Zëro nous avait laissé avec un très bon Places Where We Go In Dreams, relevant le niveau d'albums précédents en demi-teintes. San Francisco, cinquième album en neuf ans, ne provoque pas de tremblements de terre et représente en quelque sorte la synthèse de toute leur discographie. Il alterne l'excellent et l'honorable, l'enthousiasmant et l'ennui tranquille avec au milieu une surprise qui rend Zëro méconnaissable mais se révélant très plaisant au final, le très pop et guilleret Ich... Ein Groupie, tiré d'un film de 1970 du même nom et dont un extrait sert de vidéo. Zëro n'a jamais caché son amour pour les reprises (ils en avaient même fait un disque plus ou moins officiel en 2010, Minorpieces). Si Ich... Ein Groupie n'est pas une reprise, il suinte d'un doux parfum rétro et d'influences qui ne disent pas leur nom, commandé uniquement par le plaisir, seul maître à bord d'un groupe qui a passé l'âge de se prendre la tête. Un plaisir qui peut les mener à des morceaux réellement prenants comme les nerveux et plus bruyants Boogie Tango Thrill et Cracking (deux compos qui aurait dû se trouver sur la même face, en tout début de deuxième, comme indiqué au dos de la pochette. Une erreur de pressage a mis sur le vinyle Boogie Tango Thrill en fin de face A et Cracking débute la B. L'erreur sera réparée au prochain pressage). Mais l'urgence et l'approche plus rock ne sont pas un gage unique de qualité. Quand Zëro assombrit sa palette et se fait plus lent et menaçant dans l'atmosphère, cela donne de très beaux titres sourdement mélancoliques comme Lac Baïkal et San Francisco. C'est à ce moment là qu'il faut ressortir les qualificatifs d'élégance et de racé, marotte du chroniqueur quand il parle de Zëro. Mais ça leur va si bien au teint.

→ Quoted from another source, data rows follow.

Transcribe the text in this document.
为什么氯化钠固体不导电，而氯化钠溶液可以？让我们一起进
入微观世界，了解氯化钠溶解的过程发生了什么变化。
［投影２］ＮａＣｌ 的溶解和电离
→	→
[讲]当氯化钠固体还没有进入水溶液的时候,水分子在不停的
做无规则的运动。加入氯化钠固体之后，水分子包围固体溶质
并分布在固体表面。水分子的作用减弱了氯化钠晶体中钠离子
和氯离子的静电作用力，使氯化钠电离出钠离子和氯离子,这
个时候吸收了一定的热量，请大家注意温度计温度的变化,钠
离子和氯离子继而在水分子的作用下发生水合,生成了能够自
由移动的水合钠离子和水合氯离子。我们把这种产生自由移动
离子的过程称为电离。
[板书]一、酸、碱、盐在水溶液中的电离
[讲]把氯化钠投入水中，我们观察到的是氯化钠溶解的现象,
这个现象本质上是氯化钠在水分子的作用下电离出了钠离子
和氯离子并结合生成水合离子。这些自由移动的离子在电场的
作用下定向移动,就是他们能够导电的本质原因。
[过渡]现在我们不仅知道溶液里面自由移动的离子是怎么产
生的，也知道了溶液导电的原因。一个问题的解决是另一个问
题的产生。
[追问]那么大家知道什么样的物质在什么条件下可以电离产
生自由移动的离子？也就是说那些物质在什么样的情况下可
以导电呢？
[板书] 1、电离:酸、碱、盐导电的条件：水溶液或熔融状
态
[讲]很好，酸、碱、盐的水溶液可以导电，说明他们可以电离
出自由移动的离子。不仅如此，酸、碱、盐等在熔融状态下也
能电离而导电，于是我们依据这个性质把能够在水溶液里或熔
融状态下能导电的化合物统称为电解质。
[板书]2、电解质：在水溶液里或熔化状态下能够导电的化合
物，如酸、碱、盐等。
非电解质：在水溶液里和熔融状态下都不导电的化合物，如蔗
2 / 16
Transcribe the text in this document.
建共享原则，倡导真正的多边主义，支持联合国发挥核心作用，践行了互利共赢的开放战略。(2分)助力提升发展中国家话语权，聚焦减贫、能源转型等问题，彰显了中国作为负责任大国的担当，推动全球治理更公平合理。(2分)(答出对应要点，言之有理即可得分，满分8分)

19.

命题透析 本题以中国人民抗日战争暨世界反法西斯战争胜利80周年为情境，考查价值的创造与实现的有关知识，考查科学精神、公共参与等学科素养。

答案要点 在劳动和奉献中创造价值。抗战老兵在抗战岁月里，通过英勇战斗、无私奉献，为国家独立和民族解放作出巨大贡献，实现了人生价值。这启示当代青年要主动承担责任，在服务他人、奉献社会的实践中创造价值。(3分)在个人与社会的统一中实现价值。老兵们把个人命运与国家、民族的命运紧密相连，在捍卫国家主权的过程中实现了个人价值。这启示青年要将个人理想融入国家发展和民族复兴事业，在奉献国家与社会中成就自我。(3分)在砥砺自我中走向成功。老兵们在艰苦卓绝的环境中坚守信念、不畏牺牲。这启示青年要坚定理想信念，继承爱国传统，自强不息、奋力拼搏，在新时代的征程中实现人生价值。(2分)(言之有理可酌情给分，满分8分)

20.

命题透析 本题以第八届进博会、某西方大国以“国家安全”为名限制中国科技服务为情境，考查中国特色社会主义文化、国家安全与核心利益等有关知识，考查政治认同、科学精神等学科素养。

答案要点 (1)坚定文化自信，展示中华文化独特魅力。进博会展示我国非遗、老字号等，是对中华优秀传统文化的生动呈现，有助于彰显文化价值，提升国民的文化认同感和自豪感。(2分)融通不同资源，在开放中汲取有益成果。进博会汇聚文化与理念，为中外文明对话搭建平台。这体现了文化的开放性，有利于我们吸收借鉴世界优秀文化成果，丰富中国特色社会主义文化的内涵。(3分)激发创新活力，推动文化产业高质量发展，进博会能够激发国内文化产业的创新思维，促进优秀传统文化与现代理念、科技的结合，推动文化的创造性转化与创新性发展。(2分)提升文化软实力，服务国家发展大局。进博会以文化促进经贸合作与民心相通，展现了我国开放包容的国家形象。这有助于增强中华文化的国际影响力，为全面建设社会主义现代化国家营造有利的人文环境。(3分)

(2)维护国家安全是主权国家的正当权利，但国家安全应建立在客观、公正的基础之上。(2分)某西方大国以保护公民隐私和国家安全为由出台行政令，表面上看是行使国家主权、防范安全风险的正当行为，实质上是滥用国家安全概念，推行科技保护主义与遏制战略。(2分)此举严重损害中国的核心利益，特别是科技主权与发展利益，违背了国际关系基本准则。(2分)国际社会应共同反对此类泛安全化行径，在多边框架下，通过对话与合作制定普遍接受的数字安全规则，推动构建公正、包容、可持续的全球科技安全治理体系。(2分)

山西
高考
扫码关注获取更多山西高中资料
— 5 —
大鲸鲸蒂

Une musicalité qui ne fait hélas pas toujours son effet. Cheap Dream Generator et ses claviers en cascade et à un degré moindre Jed/Snowdog qui malgré une ambiance rampante et intéressante a du mal à décoller ne représentent pas des sommets. Je ne suis pas loin de penser la même chose pour The Drum Thing me laissant de marbre. Et puis il y a Last Bills For Lapdance, morceau d'ouverture de plus de sept minutes condensant tout ce qui vient d'être dit. Tous les courants de Zëro en un seul titre. D'un début tout en nervosité grésillante, en tension palpable, guitare en apesanteur, rythmique volontaire, cette composition dévoile des accents pop et se coupe en deux dans une deuxième partie étrange, planante, voir amorphe et un brin trop longue.
Zëro n'a jamais été aussi libre de faire ce qu'il veut, d'aller où bon lui semble piocher dans son immense panier à influences, résumer tout ce qu'il a fait jusqu'ici en continuant à aller de l'avant. La réussite n'est pas toujours au rendez-vous mais San Francisco reste dans l'ensemble un bon cru.